Большой интерес представляют собой образ и характер отца Арсеньева. Известно, что его прототипом послужил отец писателя, Алексей Николаевич Бунин [4]. В книге это — человек, неотразимый в своем обаянии, хотя и «грешный», вспыль­чивый и отходчивый, беспечный и жизнелюбивый, распространяющий вокруг себя ощущение радости жизни, талантливая артистическая натура. Бунин очень сдержанно показывает так называемую обрат­ную сторону медали: распущенность, безответственность отца по от­ношению к семье, что привело ее к полнейшему разорению.
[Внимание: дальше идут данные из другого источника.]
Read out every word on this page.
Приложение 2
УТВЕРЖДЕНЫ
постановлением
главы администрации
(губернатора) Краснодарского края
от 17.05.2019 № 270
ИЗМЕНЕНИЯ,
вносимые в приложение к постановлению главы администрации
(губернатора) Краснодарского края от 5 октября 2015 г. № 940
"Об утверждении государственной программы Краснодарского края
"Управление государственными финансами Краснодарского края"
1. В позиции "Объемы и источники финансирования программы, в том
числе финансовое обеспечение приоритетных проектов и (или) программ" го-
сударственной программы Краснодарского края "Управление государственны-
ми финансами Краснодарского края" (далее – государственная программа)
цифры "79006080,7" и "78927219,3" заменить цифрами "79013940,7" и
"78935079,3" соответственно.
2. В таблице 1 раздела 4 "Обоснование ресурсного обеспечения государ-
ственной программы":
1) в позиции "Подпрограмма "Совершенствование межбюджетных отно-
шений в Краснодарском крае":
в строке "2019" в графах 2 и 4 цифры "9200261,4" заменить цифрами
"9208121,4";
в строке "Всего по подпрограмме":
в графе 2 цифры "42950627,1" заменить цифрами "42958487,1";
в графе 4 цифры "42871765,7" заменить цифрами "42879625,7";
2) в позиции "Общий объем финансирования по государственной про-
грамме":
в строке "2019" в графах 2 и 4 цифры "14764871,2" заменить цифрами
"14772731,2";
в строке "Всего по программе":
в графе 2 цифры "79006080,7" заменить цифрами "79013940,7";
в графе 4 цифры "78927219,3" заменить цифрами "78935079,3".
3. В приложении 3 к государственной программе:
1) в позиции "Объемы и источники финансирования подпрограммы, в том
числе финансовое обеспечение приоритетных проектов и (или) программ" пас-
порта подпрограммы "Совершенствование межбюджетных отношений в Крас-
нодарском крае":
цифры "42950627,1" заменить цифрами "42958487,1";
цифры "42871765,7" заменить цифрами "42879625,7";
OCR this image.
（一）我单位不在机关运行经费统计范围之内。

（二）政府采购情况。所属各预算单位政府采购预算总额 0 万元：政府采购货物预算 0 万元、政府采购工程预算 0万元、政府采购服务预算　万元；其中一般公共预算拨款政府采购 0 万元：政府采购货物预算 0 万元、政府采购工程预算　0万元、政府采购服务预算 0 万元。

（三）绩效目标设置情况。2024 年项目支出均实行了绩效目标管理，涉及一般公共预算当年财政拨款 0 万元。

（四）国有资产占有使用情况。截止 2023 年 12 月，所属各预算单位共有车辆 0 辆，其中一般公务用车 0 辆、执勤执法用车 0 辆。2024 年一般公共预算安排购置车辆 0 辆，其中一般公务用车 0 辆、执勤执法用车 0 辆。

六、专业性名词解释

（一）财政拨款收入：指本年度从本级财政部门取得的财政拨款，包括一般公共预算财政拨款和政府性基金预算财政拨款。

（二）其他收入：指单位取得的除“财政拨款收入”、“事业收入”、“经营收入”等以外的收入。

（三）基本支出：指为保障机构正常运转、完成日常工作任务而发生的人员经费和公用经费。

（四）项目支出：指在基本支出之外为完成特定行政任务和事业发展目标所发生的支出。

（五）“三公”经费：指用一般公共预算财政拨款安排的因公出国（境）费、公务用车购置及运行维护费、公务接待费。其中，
На все это в «Жизни Арсеньева» лишь вскользь намекается; об осуждении, даже о суждении и речи нет; в книге царит яркий и праздничный человек,— тот, кому обязан сын многими светлыми чертами своего характера,— отец поэта.

Можно ли подумать, что писатель приукрашивал в своей книге лица и события? Возможно, но лишь отчасти. Думать так категорично было бы ошибкой. Прежде всего необходимо осознать то, что «Жизнь Арсеньева» писалась в тот период жизни Бунина, когда свойственный ему повышенный «вкус суще­ствования» не только не ослабевал с годами, а, напротив, все бо­лее и более укреплялся. Обостренное, радостное и волнующее чувство жизни, ее «тайн и бездн», каждого ее мгновения имело обратной стороной столь же повышенное и тревожное ощущение конца, такой же неразгаданности его, как и начала всякого суще­ствования. Бунин постоянно был занят думами о том, что каждый человек не знает своего начала, не помнит, не может помнить его, и точно так же не знает, не постигает своего конца, того, что будет, когда оборвется его жизнь [2]. Эта мысль, рожденная еще в бунинских путевых дневниках 10-х годов, кочует по многим зрелым и поздним его произведениям. Неотступно присутствует она и в «Жизни Арсеньева», не всегда высказанная прямо, но подразумеваемая постоянно. Как всякого истинного художника и незаурядную лич­ность, Бунина томило, говоря словами Л. Н. Толстого, «созерца­ние двух концов жизни каждого человека». Интересно, что так называемое сиюминутное существование приобретало с годами для Ивана Алексеевича все большую ценность, хрупкость, хоте­лось уберечь его от ударов судьбы, каждый из которых мог ока­заться роковым, продлить его, порою томительное, очарование. «Нет, мучительно для меня жить на свете! Все меня мучает своею прелестью!» [2] — записала современница слова Бунина. Иван Алексеевич мучился страхом потери близких людей, безуспешно внушал себе, что ни к кому не следует привязываться сильно, но, разумеется, оставался верен своей горячей и страстной натуре. На склоне лет он совершенно не в состоянии был выносить разговоров о людских жестокостях, зверствах, пре­ступлениях. Современница вспоминает, что при первом же малей­шем намеке на «тяжелую» тему Иван Алексеевич расстраивался так, что разговор приходилось тут же пресекать [2]. Так и Арсеньев: он словно не желает видеть в жизни ничего злого, уродливого, страш­ного.